I wonder how it would affect CPU performances too if like in Haswell (still unclear) the whole pool of memory is seen as a last level of cache.

Going by D.Kanter info that was doable using IBM 32nm process within a reasonable transistor budget (the graphs in realworldtech article show a less than optimal scaling in memory cells size from 32nm to 22nm).

Anyway the more I look at what INtel did with Haswell,which is set to ship soon, and I compare to what MSFT and Sony did the more I feel like the latter might not have gone for the most economic road.

I guess you can afford to be more economical in your approach when there isn't much pressure on the graphics performance of your design.
 
Not sure where to post that, I would have gone with the now defunct "predict the next generation etc." thread, but reading article about Haswell and the embedded eDRAM included with the GT3e version of the chip, I can't help but fell like somehow MSFT (but it applies to Sony too) fell on the wrong side of the technology curve.
They're on the "don't have Intel's engineering or process tech" curve, and they weren't going to spend the billions of dollars Intel invests in its 22nm process and fabs.

Going by D.Kanter info that was doable using IBM 32nm process within a reasonable transistor budget (the graphs in realworldtech article show a less than optimal scaling in memory cells size from 32nm to 22nm).
What was doable?

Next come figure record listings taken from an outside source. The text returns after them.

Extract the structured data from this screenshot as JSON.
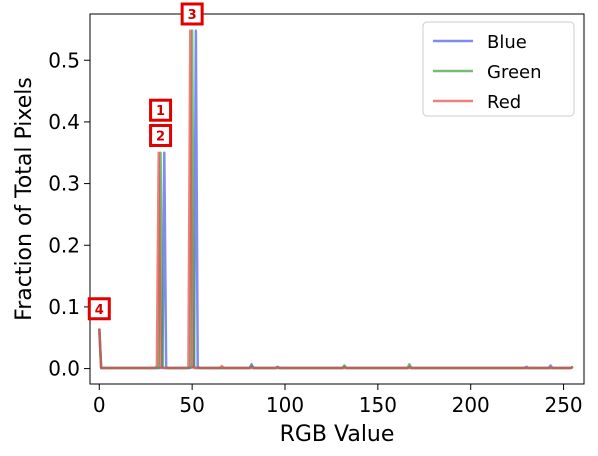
{
  "chart_data": {
    "type": "line",
    "title": "",
    "xlabel": "RGB Value",
    "ylabel": "Fraction of Total Pixels",
    "xlim": [
      -5,
      261
    ],
    "ylim": [
      -0.025,
      0.575
    ],
    "xticks": [
      0,
      50,
      100,
      150,
      200,
      250
    ],
    "yticks": [
      0.0,
      0.1,
      0.2,
      0.3,
      0.4,
      0.5
    ],
    "grid": false,
    "legend_position": "top-right",
    "series": [
      {
        "name": "Blue",
        "color": "#4a5ae8",
        "points": [
          [
            0,
            0.065
          ],
          [
            1,
            0.001
          ],
          [
            33,
            0.001
          ],
          [
            34,
            0.002
          ],
          [
            35,
            0.35
          ],
          [
            36,
            0.002
          ],
          [
            37,
            0.001
          ],
          [
            49,
            0.001
          ],
          [
            50,
            0.002
          ],
          [
            51,
            0.003
          ],
          [
            52,
            0.548
          ],
          [
            53,
            0.003
          ],
          [
            54,
            0.001
          ],
          [
            81,
            0.001
          ],
          [
            82,
            0.007
          ],
          [
            83,
            0.001
          ],
          [
            95,
            0.001
          ],
          [
            96,
            0.003
          ],
          [
            97,
            0.001
          ],
          [
            131,
            0.001
          ],
          [
            132,
            0.003
          ],
          [
            133,
            0.001
          ],
          [
            166,
            0.001
          ],
          [
            167,
            0.003
          ],
          [
            168,
            0.001
          ],
          [
            229,
            0.001
          ],
          [
            230,
            0.003
          ],
          [
            231,
            0.001
          ],
          [
            242,
            0.001
          ],
          [
            243,
            0.005
          ],
          [
            244,
            0.001
          ],
          [
            254,
            0.001
          ],
          [
            255,
            0.003
          ]
        ]
      },
      {
        "name": "Green",
        "color": "#3aa03a",
        "points": [
          [
            0,
            0.065
          ],
          [
            1,
            0.001
          ],
          [
            32,
            0.001
          ],
          [
            33,
            0.35
          ],
          [
            34,
            0.002
          ],
          [
            35,
            0.001
          ],
          [
            48,
            0.001
          ],
          [
            49,
            0.002
          ],
          [
            50,
            0.548
          ],
          [
            51,
            0.003
          ],
          [
            52,
            0.001
          ],
          [
            81,
            0.001
          ],
          [
            82,
            0.004
          ],
          [
            83,
            0.001
          ],
          [
            131,
            0.001
          ],
          [
            132,
            0.005
          ],
          [
            133,
            0.001
          ],
          [
            166,
            0.001
          ],
          [
            167,
            0.007
          ],
          [
            168,
            0.001
          ],
          [
            254,
            0.001
          ],
          [
            255,
            0.003
          ]
        ]
      },
      {
        "name": "Red",
        "color": "#e84a4a",
        "points": [
          [
            0,
            0.065
          ],
          [
            1,
            0.001
          ],
          [
            30,
            0.001
          ],
          [
            31,
            0.004
          ],
          [
            32,
            0.35
          ],
          [
            33,
            0.003
          ],
          [
            34,
            0.001
          ],
          [
            47,
            0.001
          ],
          [
            48,
            0.002
          ],
          [
            49,
            0.548
          ],
          [
            50,
            0.004
          ],
          [
            51,
            0.001
          ],
          [
            65,
            0.001
          ],
          [
            66,
            0.004
          ],
          [
            67,
            0.001
          ],
          [
            95,
            0.001
          ],
          [
            96,
            0.002
          ],
          [
            97,
            0.001
          ],
          [
            254,
            0.001
          ],
          [
            255,
            0.003
          ]
        ]
      }
    ],
    "annotations": [
      {
        "label": "1",
        "x": 33,
        "y": 0.419
      },
      {
        "label": "2",
        "x": 33,
        "y": 0.378
      },
      {
        "label": "3",
        "x": 50,
        "y": 0.575
      },
      {
        "label": "4",
        "x": 0,
        "y": 0.097
      }
    ]
  }
}
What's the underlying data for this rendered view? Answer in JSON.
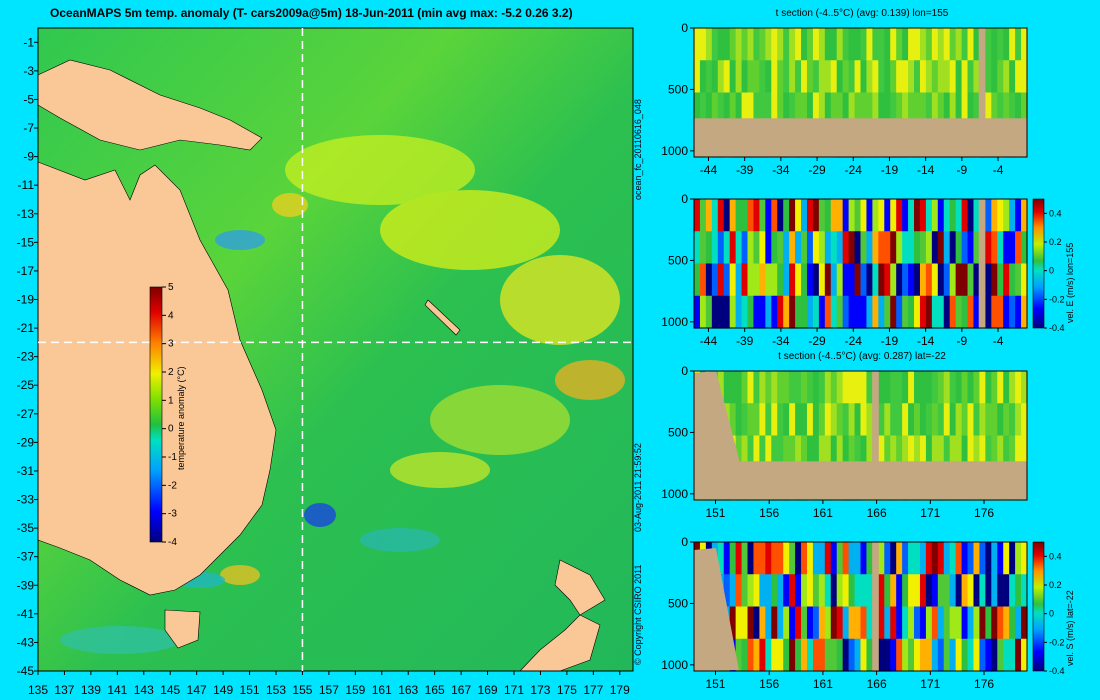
{
  "map_title": "OceanMAPS 5m temp. anomaly (T- cars2009a@5m) 18-Jun-2011 (min avg max: -5.2 0.26 3.2)",
  "side_labels": {
    "forecast_id": "ocean_fc_20110616_048",
    "timestamp": "03-Aug-2011 21:59:52",
    "copyright": "© Copyright CSIRO 2011"
  },
  "colors": {
    "page_background": "#00e5ff",
    "land": "#f9c896",
    "section_land": "#c4a882",
    "ocean_mid": "#2ec84a",
    "crosshair": "#ffffff"
  },
  "map": {
    "x_ticks": [
      "135",
      "137",
      "139",
      "141",
      "143",
      "145",
      "147",
      "149",
      "151",
      "153",
      "155",
      "157",
      "159",
      "161",
      "163",
      "165",
      "167",
      "169",
      "171",
      "173",
      "175",
      "177",
      "179"
    ],
    "y_ticks": [
      "-1",
      "-3",
      "-5",
      "-7",
      "-9",
      "-11",
      "-13",
      "-15",
      "-17",
      "-19",
      "-21",
      "-23",
      "-25",
      "-27",
      "-29",
      "-31",
      "-33",
      "-35",
      "-37",
      "-39",
      "-41",
      "-43",
      "-45"
    ],
    "crosshair_lon": 155,
    "crosshair_lat": -22,
    "colorbar_label": "temperature anomaly (°C)",
    "colorbar_ticks": [
      "5",
      "4",
      "3",
      "2",
      "1",
      "0",
      "-1",
      "-2",
      "-3",
      "-4"
    ]
  },
  "panels": [
    {
      "id": "t-lon",
      "title": "t section (-4..5°C) (avg: 0.139) lon=155",
      "x_ticks": [
        "-44",
        "-39",
        "-34",
        "-29",
        "-24",
        "-19",
        "-14",
        "-9",
        "-4"
      ],
      "y_ticks": [
        "0",
        "500",
        "1000"
      ],
      "colorbar": null
    },
    {
      "id": "u-lon",
      "title": "",
      "x_ticks": [
        "-44",
        "-39",
        "-34",
        "-29",
        "-24",
        "-19",
        "-14",
        "-9",
        "-4"
      ],
      "y_ticks": [
        "0",
        "500",
        "1000"
      ],
      "colorbar": {
        "label": "vel. E (m/s) lon=155",
        "ticks": [
          "0.4",
          "0.2",
          "0",
          "-0.2",
          "-0.4"
        ]
      }
    },
    {
      "id": "t-lat",
      "title": "t section (-4..5°C) (avg: 0.287) lat=-22",
      "x_ticks": [
        "151",
        "156",
        "161",
        "166",
        "171",
        "176"
      ],
      "y_ticks": [
        "0",
        "500",
        "1000"
      ],
      "colorbar": null
    },
    {
      "id": "v-lat",
      "title": "",
      "x_ticks": [
        "151",
        "156",
        "161",
        "166",
        "171",
        "176"
      ],
      "y_ticks": [
        "0",
        "500",
        "1000"
      ],
      "colorbar": {
        "label": "vel. S (m/s) lat=-22",
        "ticks": [
          "0.4",
          "0.2",
          "0",
          "-0.2",
          "-0.4"
        ]
      }
    }
  ],
  "chart_data": [
    {
      "type": "heatmap",
      "title": "OceanMAPS 5m temp. anomaly (T- cars2009a@5m) 18-Jun-2011 (min avg max: -5.2 0.26 3.2)",
      "x_range": [
        135,
        180
      ],
      "y_range": [
        -45,
        0
      ],
      "value_range": [
        -4,
        5
      ],
      "colorbar_label": "temperature anomaly (°C)",
      "summary": {
        "min": -5.2,
        "avg": 0.26,
        "max": 3.2
      },
      "section_lines": {
        "lon": 155,
        "lat": -22
      }
    },
    {
      "type": "heatmap",
      "title": "t section (-4..5°C) (avg: 0.139) lon=155",
      "x_range": [
        -46,
        0
      ],
      "y_range": [
        1050,
        0
      ],
      "value_range": [
        -4,
        5
      ],
      "avg": 0.139
    },
    {
      "type": "heatmap",
      "title": "",
      "x_range": [
        -46,
        0
      ],
      "y_range": [
        1050,
        0
      ],
      "value_range": [
        -0.4,
        0.5
      ],
      "colorbar_label": "vel. E (m/s) lon=155"
    },
    {
      "type": "heatmap",
      "title": "t section (-4..5°C) (avg: 0.287) lat=-22",
      "x_range": [
        149,
        180
      ],
      "y_range": [
        1050,
        0
      ],
      "value_range": [
        -4,
        5
      ],
      "avg": 0.287
    },
    {
      "type": "heatmap",
      "title": "",
      "x_range": [
        149,
        180
      ],
      "y_range": [
        1050,
        0
      ],
      "value_range": [
        -0.4,
        0.5
      ],
      "colorbar_label": "vel. S (m/s) lat=-22"
    }
  ]
}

An IBM 32nm SRAM sized to 128MB, or 32nm eDRAM that is best known for being used for chips that cost as much as a small car?
 
They're on the "don't have Intel's engineering or process tech" curve, and they weren't going to spend the billions of dollars Intel invests in its 22nm process and fabs.


What was doable? An IBM 32nm SRAM sized to 128MB, or 32nm eDRAM that is best known for being used for chips that cost as much as a small car?

Whats Haswell's bandwidth to main memory? I'm guessing its no where near Durango's (nevermind Orbis), which would dictate a larger on chip memory pool.